A portable device to quickly diagnose strokes. An additive that doubles the strength of fiberglass and carbon fibre materials. A new way to use magnesium to heal broken bones. Those are just a few of the dozens of startups I saw earlier this month at the annual Rice Business Plan Competition. This was the tenth year I’ve been a judge. It gets better every year. Two days of plans and pitches. I wouldn’t miss it. The picture here shows the finals, six amazing finalist teams competing for 300 judges in a very full Rice business school auditorium.
More than $1.2 billion in funding
As a judge of this event, I read six business plans cover to cover. Then I spent two days watching and asking questions as several dozen startup teams pitch their startups. I do six of them on Friday and 10 on Saturday, which includes six finalists. The pitches take 20 minutes or so, and of course they include questions and answers. The 42 startups chosen from more than 700 applicants must have at least one student, and only the students can do the pitch. They come from all over the United States, plus Canada, U.K., Germany, India, and Hong Kong.
In the 10 years I’ve been doing this, the startups get steadily better. At least 80 percent of the ones I saw this year look like they should be getting angel investment, and all of the six finalists will get funded for sure, and launch. The statistics get steadily more impressive. Here are some numbers published by the organizers:
In 2016 we screened more than 750 applications. More than 180 corporate and private sponsors support the business plan competition. Venture capitalists and other investors from around the country volunteer their time to judge the competition, with the majority of the 275+ judges coming from the investment sector. 161 past competitors have gone on to successfully launch their businesses and are still in business today, with another 15 having successful exits. These companies have raised in excess of $1.2 billion in funding.
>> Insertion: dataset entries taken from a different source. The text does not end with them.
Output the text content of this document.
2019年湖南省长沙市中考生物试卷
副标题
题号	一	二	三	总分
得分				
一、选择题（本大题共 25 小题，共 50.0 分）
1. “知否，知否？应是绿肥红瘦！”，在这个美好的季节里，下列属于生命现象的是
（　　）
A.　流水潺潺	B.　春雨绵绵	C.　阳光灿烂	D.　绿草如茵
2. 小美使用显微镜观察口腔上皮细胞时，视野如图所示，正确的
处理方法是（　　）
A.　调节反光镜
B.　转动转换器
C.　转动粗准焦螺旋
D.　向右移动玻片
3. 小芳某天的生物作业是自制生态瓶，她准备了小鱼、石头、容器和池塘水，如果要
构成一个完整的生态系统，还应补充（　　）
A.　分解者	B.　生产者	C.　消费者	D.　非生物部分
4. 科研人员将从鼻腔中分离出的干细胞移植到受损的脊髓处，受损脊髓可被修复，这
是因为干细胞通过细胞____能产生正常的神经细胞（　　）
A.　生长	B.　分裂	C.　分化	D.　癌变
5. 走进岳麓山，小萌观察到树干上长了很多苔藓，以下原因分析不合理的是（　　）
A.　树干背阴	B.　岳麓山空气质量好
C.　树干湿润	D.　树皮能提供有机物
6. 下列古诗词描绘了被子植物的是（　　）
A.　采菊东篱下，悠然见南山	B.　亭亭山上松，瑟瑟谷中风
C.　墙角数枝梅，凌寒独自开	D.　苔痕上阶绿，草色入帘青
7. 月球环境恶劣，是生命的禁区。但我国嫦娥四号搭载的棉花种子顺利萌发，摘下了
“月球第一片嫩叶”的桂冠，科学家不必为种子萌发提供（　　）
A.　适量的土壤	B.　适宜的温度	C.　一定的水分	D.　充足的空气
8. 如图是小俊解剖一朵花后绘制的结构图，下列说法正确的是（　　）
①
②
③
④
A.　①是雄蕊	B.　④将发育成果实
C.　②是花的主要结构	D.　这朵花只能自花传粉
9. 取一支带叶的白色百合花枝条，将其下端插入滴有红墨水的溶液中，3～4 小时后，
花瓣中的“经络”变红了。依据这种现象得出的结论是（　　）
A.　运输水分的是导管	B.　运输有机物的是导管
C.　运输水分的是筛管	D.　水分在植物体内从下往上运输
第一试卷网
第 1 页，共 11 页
Serious investment possibilities
This year’s winner developed a portable device that identifies stroke victims fast. Although their pitch at Rice isn’t public, they link to a previous pitch presentation. This is Forest Devices, from Carnegie Mellon.
Forest Devices earned $635,000 in prize money and investment. Most of this is conditional, tied to angel investment that comes with fairly standard conditions including equity for the investors. Most of the teams end up accepting the terms and taking the investment, although that generally takes a few weeks of legal work before it’s final.
Medical Magnesium, which finished in third place, landed $709,000 in proposed investment with term sheets. It is developing bioabsorbable magnesium implants that turn into bone instead of being removed. It came from the University of Aachen, in Germany.
Palo Alto Software gives a prize for the best written business plan entered. This year that prize went to AIM Tech, from the University of Michigan. It develops low-tech, low-cost medical devices for emerging marketings, including an award-winning low-tech infant ventilator.